Fairness dimension
Synthetic data can be generated for various reasons. Privacy is usually part of the motivation, but augmentation is also a key factor.
Creating synthetic data that accurately mimics real-world datasets also propagates biases and imbalances unless extra steps are taken. Whether to try to mitigate such biases and imbalances and thus hurt resemblance to the training data remains a dilemma, but there are many arguments for tackling these problems early in the pipeline rather than downstream.
Enabling fairness metrics to be treated separately from utility and privacy metrics in SynthEval will hopefully prove productive for promoting additional fairness dimensions to be investigated, and for monitoring how utility and privacy are affected by better/worse fairness.
Doctests
Tests for SynthEval have long been so outdated to the point that they were practically non-existent. In this update reviewed all metrics and key files and added additional documentation and doctests to all metrics and main scripts. The doctests work as examples on how each method functions and are verified to work through pytest.
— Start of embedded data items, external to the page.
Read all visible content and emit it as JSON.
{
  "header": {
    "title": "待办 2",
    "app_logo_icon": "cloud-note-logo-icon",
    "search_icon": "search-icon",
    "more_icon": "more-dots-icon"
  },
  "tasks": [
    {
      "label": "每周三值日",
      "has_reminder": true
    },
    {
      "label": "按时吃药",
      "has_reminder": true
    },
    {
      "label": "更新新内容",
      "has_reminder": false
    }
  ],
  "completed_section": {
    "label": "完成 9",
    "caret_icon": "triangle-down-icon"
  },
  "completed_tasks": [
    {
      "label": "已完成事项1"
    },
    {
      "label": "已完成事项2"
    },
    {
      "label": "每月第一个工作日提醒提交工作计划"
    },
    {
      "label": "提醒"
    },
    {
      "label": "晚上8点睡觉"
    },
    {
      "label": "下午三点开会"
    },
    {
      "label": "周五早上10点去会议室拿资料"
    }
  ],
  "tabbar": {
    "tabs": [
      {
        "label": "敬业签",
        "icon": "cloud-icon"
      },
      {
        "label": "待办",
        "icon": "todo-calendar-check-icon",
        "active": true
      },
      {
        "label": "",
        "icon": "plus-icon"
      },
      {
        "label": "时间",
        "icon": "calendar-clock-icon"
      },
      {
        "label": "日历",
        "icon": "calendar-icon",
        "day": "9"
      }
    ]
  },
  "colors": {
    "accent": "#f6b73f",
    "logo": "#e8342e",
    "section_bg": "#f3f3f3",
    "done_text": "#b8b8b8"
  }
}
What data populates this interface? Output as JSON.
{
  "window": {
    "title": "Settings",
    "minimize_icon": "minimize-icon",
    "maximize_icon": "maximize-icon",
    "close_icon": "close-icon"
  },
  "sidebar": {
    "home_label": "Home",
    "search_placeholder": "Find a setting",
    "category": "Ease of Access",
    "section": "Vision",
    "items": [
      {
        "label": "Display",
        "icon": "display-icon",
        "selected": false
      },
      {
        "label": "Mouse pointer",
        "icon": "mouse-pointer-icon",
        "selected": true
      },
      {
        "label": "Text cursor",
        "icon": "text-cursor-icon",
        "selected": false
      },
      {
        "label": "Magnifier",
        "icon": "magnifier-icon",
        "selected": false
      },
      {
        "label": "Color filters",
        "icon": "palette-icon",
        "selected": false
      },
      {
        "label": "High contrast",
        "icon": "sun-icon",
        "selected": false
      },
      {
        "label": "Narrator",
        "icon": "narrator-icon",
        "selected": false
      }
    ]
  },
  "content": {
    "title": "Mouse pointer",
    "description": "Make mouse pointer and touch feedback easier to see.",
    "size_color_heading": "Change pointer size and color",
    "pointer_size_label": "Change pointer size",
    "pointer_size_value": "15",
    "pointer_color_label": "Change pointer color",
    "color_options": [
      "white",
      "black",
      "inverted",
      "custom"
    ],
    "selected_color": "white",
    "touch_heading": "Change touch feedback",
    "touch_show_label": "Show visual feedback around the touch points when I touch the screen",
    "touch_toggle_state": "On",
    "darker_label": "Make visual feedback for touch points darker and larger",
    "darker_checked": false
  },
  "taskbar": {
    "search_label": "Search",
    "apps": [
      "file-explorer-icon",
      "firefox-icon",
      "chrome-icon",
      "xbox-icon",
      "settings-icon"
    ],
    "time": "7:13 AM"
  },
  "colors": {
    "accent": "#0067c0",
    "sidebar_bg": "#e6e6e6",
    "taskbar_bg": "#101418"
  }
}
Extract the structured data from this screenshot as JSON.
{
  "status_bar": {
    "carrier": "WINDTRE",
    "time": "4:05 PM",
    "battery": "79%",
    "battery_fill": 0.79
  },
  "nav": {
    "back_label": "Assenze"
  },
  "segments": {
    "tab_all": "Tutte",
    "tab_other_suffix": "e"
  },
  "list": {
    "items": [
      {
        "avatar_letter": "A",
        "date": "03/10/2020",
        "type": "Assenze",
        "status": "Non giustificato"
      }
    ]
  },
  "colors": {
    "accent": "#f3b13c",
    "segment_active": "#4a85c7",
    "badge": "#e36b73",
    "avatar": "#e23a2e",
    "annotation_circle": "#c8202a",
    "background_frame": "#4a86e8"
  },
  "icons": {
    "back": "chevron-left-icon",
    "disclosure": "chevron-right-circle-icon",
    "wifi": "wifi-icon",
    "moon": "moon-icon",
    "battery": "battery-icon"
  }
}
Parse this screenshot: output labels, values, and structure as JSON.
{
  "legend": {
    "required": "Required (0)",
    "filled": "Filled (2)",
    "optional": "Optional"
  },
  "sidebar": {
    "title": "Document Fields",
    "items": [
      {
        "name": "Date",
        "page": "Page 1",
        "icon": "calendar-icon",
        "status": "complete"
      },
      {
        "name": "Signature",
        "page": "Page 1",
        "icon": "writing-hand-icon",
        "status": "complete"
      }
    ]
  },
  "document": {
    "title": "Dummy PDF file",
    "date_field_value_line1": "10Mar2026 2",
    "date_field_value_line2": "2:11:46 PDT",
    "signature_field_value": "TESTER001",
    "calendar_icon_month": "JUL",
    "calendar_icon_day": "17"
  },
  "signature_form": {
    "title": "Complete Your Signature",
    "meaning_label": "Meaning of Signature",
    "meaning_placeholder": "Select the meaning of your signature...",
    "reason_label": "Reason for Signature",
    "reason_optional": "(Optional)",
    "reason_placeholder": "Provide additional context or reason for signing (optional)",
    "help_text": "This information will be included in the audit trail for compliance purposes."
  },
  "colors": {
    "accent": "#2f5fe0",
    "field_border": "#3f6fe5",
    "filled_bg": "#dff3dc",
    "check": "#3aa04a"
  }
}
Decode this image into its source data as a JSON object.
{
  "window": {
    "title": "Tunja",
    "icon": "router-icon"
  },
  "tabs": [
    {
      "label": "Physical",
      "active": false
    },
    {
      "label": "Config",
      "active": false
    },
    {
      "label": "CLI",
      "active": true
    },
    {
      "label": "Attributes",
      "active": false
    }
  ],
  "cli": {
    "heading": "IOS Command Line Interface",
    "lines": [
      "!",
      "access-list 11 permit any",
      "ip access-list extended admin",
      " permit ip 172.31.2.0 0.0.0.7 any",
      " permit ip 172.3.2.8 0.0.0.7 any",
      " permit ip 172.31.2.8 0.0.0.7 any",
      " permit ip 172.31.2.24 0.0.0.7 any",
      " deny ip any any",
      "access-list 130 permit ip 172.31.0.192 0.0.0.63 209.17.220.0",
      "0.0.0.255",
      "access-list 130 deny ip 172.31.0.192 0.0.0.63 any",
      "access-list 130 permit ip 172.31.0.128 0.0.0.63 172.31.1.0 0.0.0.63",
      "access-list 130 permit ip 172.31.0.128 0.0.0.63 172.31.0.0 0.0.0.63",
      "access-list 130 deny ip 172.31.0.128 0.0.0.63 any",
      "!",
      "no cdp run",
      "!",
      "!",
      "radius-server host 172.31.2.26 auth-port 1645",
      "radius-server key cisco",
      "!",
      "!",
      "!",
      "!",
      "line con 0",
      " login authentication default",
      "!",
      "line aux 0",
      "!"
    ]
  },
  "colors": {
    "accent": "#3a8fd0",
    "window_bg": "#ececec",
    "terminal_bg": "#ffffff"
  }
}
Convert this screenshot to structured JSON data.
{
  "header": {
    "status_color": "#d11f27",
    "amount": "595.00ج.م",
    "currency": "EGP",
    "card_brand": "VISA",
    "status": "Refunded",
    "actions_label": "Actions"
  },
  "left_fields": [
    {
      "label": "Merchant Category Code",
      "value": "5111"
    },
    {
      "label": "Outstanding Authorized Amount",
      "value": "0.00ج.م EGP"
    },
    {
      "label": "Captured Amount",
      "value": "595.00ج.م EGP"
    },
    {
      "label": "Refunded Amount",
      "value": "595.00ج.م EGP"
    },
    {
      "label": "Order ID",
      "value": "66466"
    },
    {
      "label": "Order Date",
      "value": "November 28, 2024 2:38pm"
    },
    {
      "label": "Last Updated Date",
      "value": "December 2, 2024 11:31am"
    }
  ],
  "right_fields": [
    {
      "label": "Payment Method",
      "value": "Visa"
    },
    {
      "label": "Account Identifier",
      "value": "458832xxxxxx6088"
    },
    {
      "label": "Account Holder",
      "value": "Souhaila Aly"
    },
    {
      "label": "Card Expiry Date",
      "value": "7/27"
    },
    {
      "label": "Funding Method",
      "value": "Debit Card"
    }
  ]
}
The new yml file on GitHub, runs all doctests every time the main branch is updated, and the the status from the latest run is now displayed at the top of the front page.
Other updates and fixes
- Statistical Parity Difference is added as the first fairness metric.
- A helper function is added for formatting in the console print (old stuff can be updated).
- Minor fix for MIA metric, also renamed activation key from "mia_risk" to "mia" to avoid misinterpretation.
- MIA metric had its saved outputs changed from back from F1, to recall and precision.